Patricia Smith has been called “a testament to the power of words to change lives.” She is the author of seven books of poetry, including Incendiary Art (2017), winner of an NAACP Image Award and the Kingsley Tufts Poetry Award; Shoulda Been Jimi Savannah (2012), which won the Lenore Marshall Prize from the Academy of American Poets; Blood Dazzler (2008), a chronicle of the human and environmental cost of Hurricane Katrina which was nominated for a National Book Award; and Teahouse of the Almighty, a 2005 National Poetry Series selection published by Coffee House Press. Her work has appeared in Poetry magazine, the Paris Review, the New York Times, TriQuarterly, Tin House, the Washington Post, and in both Best American Poetry and Best American Essays.
Her contribution to the crime fiction anthology Staten Island Noir, which she edited, won the Robert L. Fish Award from the Mystery Writers of America for the best debut story of the year and was chosen for Best American Mystery Stories 2013. Smith also penned the critically acclaimed history Africans in America (1999) and the award-winning children’s book Janna and the Kings (2003).

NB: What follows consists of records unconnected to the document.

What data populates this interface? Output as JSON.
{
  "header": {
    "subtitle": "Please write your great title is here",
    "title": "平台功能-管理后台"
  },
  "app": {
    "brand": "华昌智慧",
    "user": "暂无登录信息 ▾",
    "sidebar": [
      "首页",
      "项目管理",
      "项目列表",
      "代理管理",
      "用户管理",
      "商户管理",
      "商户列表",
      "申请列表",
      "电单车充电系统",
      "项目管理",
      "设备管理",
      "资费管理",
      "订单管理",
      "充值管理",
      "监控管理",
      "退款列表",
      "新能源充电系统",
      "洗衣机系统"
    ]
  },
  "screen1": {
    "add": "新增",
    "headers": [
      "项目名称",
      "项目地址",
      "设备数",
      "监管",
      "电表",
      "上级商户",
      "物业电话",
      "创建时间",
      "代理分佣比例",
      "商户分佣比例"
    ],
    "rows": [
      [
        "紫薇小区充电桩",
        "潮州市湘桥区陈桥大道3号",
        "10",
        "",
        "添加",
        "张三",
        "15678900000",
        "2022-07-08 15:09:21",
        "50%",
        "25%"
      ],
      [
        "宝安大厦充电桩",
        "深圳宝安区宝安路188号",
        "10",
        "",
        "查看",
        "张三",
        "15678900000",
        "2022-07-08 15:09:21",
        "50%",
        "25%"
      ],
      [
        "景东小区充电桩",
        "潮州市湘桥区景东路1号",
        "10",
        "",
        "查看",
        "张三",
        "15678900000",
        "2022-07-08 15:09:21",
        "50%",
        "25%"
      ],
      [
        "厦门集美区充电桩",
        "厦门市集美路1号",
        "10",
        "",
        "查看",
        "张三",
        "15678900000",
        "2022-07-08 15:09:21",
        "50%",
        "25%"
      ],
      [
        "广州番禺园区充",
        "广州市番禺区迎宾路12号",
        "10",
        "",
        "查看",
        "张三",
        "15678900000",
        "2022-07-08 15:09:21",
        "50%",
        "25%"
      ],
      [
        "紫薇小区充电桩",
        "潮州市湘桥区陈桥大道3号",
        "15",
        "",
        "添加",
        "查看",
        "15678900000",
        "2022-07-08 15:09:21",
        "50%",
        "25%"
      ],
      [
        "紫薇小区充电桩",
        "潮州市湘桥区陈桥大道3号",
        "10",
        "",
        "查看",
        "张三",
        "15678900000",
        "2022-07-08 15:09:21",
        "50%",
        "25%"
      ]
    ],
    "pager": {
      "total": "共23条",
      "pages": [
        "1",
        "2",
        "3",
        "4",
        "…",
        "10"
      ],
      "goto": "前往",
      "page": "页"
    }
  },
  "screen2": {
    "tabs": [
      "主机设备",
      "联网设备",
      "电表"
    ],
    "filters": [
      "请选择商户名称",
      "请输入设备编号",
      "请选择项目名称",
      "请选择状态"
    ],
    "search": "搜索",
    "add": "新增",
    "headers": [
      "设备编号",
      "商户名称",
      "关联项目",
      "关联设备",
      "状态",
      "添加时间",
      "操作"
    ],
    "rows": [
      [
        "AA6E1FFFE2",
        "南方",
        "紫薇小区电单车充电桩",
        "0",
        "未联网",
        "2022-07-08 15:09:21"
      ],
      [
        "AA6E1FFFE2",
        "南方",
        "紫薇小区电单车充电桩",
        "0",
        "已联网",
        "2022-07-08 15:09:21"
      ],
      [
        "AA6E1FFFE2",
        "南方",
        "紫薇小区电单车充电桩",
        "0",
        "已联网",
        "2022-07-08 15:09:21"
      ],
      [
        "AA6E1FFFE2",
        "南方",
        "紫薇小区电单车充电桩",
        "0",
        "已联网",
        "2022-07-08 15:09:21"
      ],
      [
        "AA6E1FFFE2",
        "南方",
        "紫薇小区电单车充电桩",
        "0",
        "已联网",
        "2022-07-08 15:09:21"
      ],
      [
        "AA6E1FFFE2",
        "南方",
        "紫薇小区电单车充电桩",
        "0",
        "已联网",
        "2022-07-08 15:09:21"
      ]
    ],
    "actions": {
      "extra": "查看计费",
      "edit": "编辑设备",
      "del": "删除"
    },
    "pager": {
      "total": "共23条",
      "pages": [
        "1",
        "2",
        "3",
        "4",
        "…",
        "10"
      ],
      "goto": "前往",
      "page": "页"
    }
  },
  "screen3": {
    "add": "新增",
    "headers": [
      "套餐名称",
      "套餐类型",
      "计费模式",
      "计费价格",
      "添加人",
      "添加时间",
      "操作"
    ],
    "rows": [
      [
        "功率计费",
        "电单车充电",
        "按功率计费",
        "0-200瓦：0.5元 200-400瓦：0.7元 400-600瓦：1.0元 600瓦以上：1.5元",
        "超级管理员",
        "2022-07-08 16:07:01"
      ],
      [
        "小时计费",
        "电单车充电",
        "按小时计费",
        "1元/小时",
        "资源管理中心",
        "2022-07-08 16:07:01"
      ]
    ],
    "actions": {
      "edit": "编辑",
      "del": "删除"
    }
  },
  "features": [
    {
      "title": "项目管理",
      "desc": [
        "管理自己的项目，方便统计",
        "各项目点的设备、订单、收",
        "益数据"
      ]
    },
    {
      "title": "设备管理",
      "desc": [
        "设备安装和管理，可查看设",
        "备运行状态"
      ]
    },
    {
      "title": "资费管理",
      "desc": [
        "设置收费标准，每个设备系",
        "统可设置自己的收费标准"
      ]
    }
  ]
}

She is a 2014 Guggenheim fellow, a 2012 fellow at both MacDowell and Yaddo, a two-time Pushcart Prize winner, recipient of a Lannan fellowship and a four-time individual champion of the National Poetry Slam, the most successful poet in the competition’s history. She is currently working on a biography of Harriet Tubman, a poetry volume combining text and 19th century African-American photos, and a collaborative novel with her husband Bruce DeSilva, the Edgar-Award winning author of the Liam Mulligan crime novels.